Samstag, 31. Mai 2014, 14:43

02. Welche "neutrale" Rasse?

Insgesamt 1 Stimme

100%

Anthro Echsenartig (1)

100%

Federflügel (1)

0%

Pflanzenartig - Menschlich

0%

Pflanzenartig - Eher weniger menschlich

0%

Anthro - Fischartig

0%

Anthro - Spinnenartig

0%

Menschlich

Gut, nehmen wir so ;D
Nun steht die Umfrage so: Zwei wählen die "Neutrale Rasse" einer möchte die "Transfrau (Mann zu Frau)" und drei Personen sagen "Überrasch mich!".
Dann fällt die Wahl nicht schwer :P
Eine "neutrale Rasse" soll es sein, so sind drei überrascht und zwei zufrieden XD
Hier habt ihr die Auswahlmöglichkeiten, gleich mit knappen Attributen und einem schicken Aussehen dazu (dann fällt das diesmal weg ;D).

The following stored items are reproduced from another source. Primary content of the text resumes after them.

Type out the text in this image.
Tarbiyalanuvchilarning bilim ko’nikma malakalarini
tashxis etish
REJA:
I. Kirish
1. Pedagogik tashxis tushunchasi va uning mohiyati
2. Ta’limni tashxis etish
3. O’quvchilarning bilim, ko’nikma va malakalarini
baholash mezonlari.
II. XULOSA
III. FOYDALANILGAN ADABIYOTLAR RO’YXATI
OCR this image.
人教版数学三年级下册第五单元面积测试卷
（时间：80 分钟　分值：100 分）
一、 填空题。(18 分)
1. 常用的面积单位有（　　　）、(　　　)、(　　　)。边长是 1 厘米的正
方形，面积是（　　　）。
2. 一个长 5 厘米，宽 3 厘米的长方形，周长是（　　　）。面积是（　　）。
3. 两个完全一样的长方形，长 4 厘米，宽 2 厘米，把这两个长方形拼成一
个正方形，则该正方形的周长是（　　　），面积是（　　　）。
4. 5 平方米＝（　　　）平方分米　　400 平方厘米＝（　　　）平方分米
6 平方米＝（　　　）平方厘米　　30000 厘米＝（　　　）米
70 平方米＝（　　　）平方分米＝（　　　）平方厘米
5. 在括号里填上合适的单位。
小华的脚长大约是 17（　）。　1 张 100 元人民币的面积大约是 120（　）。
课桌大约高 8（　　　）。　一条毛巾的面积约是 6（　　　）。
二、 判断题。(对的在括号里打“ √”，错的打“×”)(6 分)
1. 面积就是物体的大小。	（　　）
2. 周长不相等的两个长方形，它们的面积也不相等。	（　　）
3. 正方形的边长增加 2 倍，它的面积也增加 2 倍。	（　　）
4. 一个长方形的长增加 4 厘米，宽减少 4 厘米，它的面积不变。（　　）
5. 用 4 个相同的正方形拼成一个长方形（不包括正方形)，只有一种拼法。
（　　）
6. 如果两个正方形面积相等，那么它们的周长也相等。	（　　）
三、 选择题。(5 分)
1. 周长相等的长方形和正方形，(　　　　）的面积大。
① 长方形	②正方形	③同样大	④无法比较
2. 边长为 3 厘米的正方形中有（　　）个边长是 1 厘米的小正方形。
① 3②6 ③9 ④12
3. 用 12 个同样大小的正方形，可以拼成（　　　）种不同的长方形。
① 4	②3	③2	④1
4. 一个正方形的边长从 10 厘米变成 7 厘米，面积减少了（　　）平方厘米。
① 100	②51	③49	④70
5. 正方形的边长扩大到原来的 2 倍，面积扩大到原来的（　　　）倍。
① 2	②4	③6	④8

Pflanzenartig - Menschlich
Empfindlich gegen Feuer
Kann gut mit Erde und Wasser
Eher physisch stark, weniger Magie

Pflanzenartig - Eher weniger menschlich
Empfindlich gegen Feuer
Kann gut mit Erde und Wasser
Eher magisch, weniger körperlich

Anthro - Fischartig
Wasserelementar
Kann unter Wasser atmen (und dort am besten Kämpfen, geht aber auch draußen)
Eher flink und (Wasser-)magisch

Anthro - Echsenartig
Erdelementar
Kann sehr gut klettern
Starke, rasche Schläge und wendiger Kampfstil

Anthro - Spinnenartig
Kann Spinnenfäden spinnen
Sehr wendig, hohe Ausweichrate
Führt mehrere, leichte Waffen gleichzeitig

Federflügel
Luftelementar
Magisch
Sehr agil

Menschlich
Psychokinetische Kräfte
Sehr schwach
Sehr stark magisch



Der mit den meisten Stimmen wirds werden.

Danach fehlt noch der Beruf.
Das Charakterprofil bildet sich dann im weiteren Storyverlauf.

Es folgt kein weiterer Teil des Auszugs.